Contributor
John
Campbell
John
Campbell (R-Irvine) is an Assemblyman representing the 70th District
in Orange County. Mr. Campbell is the Vice-Chairman of the Assembly
Budget Committee. He is the only CPA in the California State legislature
and recently received a national award as Freshman Republican
Legislator of the Year. He represents the cities of Newport Beach,
Laguna Beach, Irvine, Costa Mesa, Tustin, Aliso Viejo, Laguna
Woods and Lake Forest. He can be reached through his Assembly
website
and through the website
for his California Senate campaign.
Get
Ready For An Initiative Avalanche
Liberal constituencies will fight change...
[John Campbell] 11/1/03
In just over 2 weeks, the new Governor will be sworn in and the
same old legislature will be called into special session. Democrats
who have been used to ignoring Republicans and doing whatever
they want will now have to get the bipartisan support of at least
one Republican (the Governor) to pass anything. Republicans who
have been used to playing the role of only criticizing proposals
and voting no will now be able to move proposals which the new
Governor supports and defend against criticism and vote aye.

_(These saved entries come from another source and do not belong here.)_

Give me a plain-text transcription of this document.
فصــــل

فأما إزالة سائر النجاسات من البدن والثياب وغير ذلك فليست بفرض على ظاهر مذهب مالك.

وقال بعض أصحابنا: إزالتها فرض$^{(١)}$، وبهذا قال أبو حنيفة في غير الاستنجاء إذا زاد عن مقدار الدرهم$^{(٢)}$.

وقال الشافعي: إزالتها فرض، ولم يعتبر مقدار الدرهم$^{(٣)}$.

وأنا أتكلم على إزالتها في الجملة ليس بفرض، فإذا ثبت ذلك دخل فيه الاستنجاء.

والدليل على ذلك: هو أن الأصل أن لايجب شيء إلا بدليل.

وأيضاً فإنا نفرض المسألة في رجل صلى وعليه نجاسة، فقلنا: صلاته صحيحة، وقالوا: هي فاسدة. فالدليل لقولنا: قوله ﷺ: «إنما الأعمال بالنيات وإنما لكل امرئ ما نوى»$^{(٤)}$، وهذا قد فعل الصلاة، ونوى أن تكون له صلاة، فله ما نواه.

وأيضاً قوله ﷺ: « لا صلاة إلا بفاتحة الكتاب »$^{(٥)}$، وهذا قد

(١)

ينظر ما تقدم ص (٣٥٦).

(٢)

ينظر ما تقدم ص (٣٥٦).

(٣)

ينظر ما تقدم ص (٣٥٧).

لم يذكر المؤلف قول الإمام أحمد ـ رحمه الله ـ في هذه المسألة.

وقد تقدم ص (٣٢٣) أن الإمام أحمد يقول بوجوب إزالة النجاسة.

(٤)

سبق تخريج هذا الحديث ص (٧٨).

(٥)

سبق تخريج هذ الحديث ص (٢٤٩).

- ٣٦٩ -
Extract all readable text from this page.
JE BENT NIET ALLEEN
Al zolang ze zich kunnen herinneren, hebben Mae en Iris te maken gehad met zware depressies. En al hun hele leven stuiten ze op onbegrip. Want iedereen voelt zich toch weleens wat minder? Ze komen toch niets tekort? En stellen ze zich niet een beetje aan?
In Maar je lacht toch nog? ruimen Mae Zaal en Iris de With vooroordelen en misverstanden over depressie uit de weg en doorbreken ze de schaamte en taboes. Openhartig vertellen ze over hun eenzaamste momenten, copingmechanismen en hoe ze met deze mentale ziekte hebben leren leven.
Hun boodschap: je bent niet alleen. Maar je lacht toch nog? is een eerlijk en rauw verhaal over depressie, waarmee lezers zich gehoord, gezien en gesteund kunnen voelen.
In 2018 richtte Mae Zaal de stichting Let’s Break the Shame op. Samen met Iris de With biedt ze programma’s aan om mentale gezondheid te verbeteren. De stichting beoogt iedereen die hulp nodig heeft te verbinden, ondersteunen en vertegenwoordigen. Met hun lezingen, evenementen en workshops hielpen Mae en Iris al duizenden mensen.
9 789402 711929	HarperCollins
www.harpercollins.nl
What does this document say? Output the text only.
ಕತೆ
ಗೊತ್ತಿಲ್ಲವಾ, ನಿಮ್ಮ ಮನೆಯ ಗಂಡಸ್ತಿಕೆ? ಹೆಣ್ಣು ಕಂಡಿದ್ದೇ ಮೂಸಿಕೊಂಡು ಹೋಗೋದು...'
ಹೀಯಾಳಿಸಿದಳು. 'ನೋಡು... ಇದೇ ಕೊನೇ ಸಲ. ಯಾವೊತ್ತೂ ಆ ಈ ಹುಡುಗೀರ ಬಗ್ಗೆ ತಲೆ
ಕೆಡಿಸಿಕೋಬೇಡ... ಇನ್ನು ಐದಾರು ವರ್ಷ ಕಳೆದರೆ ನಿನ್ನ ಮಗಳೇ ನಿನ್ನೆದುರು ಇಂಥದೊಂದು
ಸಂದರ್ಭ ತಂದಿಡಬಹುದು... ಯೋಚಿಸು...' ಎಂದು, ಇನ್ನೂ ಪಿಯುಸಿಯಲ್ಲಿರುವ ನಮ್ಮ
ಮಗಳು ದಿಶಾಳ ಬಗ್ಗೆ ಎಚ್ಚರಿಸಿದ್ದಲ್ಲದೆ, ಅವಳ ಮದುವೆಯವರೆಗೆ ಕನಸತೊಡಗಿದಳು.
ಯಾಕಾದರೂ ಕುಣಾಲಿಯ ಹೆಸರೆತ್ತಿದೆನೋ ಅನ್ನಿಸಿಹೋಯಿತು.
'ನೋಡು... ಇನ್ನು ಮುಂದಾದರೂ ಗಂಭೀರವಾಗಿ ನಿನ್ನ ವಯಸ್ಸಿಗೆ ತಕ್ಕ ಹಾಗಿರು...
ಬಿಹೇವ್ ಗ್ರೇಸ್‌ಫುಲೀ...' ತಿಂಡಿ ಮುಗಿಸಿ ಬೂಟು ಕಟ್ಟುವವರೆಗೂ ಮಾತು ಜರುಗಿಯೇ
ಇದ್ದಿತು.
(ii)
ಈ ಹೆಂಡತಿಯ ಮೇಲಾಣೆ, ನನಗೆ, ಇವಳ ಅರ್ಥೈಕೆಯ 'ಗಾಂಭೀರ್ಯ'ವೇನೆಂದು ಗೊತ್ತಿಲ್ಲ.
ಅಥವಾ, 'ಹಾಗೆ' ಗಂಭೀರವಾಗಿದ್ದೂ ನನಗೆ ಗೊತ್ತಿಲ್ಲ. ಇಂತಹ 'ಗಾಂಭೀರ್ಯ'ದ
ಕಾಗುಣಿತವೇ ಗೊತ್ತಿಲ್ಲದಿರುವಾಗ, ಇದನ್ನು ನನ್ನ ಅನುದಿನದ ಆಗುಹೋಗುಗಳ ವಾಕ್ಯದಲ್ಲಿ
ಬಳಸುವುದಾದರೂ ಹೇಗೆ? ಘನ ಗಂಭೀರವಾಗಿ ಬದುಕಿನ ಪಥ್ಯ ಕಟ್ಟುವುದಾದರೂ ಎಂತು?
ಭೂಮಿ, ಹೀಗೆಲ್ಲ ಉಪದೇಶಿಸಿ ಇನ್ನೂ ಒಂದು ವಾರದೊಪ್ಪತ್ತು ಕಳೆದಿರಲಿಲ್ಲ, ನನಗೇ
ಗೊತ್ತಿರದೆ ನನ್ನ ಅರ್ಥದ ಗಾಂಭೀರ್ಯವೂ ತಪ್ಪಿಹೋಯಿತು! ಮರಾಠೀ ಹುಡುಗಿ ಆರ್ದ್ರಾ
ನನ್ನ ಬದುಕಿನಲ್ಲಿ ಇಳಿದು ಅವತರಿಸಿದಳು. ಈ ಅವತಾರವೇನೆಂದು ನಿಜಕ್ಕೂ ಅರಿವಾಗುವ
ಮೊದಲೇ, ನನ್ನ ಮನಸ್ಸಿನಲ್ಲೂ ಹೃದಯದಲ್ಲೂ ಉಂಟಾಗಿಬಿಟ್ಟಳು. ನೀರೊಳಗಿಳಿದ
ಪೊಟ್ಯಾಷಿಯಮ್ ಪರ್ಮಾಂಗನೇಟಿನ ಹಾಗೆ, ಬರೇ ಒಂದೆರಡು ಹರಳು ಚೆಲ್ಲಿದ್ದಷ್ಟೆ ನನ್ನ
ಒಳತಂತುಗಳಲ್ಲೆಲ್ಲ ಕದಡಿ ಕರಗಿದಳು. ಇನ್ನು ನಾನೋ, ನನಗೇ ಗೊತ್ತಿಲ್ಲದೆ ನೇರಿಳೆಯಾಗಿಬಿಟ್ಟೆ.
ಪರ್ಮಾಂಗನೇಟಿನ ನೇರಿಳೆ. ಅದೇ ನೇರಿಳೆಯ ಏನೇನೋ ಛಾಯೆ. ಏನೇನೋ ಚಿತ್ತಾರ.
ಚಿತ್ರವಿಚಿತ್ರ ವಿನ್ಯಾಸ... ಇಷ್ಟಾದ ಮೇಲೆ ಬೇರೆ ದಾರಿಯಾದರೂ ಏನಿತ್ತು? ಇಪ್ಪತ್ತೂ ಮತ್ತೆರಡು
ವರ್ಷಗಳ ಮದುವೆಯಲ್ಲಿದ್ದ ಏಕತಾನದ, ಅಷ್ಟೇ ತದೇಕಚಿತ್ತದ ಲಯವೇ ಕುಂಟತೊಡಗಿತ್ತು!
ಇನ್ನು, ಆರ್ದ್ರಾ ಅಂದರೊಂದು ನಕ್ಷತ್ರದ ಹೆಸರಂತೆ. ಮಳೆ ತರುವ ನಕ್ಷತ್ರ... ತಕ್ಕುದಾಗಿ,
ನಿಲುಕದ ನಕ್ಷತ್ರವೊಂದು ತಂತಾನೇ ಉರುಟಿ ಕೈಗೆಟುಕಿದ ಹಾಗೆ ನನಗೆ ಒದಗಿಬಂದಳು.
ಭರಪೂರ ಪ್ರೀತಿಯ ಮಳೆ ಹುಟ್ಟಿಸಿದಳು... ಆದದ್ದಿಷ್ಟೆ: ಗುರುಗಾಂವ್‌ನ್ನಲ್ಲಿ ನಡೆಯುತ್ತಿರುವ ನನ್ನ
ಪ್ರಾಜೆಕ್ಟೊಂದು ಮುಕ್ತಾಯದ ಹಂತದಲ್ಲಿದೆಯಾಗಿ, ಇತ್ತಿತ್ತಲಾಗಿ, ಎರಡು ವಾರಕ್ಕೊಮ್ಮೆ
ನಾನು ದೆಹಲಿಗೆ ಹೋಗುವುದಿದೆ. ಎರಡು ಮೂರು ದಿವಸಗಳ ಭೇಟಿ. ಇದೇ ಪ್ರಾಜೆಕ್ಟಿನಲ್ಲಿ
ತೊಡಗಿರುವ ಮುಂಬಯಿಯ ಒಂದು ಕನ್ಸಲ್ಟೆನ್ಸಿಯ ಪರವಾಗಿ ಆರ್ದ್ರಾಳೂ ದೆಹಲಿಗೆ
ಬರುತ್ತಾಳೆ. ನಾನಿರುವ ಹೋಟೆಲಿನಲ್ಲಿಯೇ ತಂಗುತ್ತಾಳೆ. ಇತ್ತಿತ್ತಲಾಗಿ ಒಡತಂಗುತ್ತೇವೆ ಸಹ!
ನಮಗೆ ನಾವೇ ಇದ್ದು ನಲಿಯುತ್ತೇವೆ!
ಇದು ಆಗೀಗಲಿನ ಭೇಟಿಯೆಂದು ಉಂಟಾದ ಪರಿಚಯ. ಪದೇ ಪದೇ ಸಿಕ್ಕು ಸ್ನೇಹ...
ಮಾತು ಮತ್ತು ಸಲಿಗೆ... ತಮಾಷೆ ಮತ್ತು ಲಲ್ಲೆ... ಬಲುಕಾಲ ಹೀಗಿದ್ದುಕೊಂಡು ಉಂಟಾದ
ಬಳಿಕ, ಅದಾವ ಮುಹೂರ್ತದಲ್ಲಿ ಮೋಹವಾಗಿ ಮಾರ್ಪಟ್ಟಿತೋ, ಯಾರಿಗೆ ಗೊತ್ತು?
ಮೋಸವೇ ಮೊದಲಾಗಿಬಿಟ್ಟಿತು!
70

In other words, everyone's role has changed and the dynamics
in Sacramento are dramatically different.
But sometimes people have trouble adopting to new changed roles.
Some liberal constituencies, seeing the signature disappear in
the Governor's office are running to create initiatives to do
everything from lowering the vote threshold on tax increases
to increasing property taxes on commercial property. The Governor-elect,
on the other hand, has made it clear that if the agenda he articulated
during the campaign cannot be passed through the legislature,
then he will go directly to the people to get it done. That could
mean initiatives on everything from worker's compensation insurance
to the repeal of the non-citizen's driver's license bill.
There is
a scenario under which we could see literally dozens of initiatives
on the March and November 2004 ballots. This
could lead to a voting public throwing up their hands and voting
everything down as they did with the 2 initiatives on the recall
ballot. Then we will have done no more harm, but we will not
have done any good either. There are approximately 40 initiatives
in some form of discussion right now.
But, there
is no question that we need major, significant structural reform
in the state to right many of the wrongs of the last
5 years. These kind of reforms are usually constitutional amendments
which means that the people have to vote them in the constitution
no matter what. An example of this is the spending cap constitutional
amendment that I have been working on for the last couple of
years. Putting this limit on the growth of government must
be in the constitution to be effective and therefore the people
must vote on it. And we must do it soon to prevent a reoccurrence
of the overspending of the last 5 years.
So, too many initiatives would be bad. But we must have quite
a few to achieve the fundamental reform that we need and which
the Governor-elect wants to do. Let's hope that all of us in
the legislature understand our new roles, and that we do as much
as we can legislatively and take to the ballot only that which
we must.
May the Lord bless those who have lost possessions or loved
ones in the recent fires. May any who intentionally started these
fires be brought to justice. And may we all learn from this to
help make future such calamities less devastating.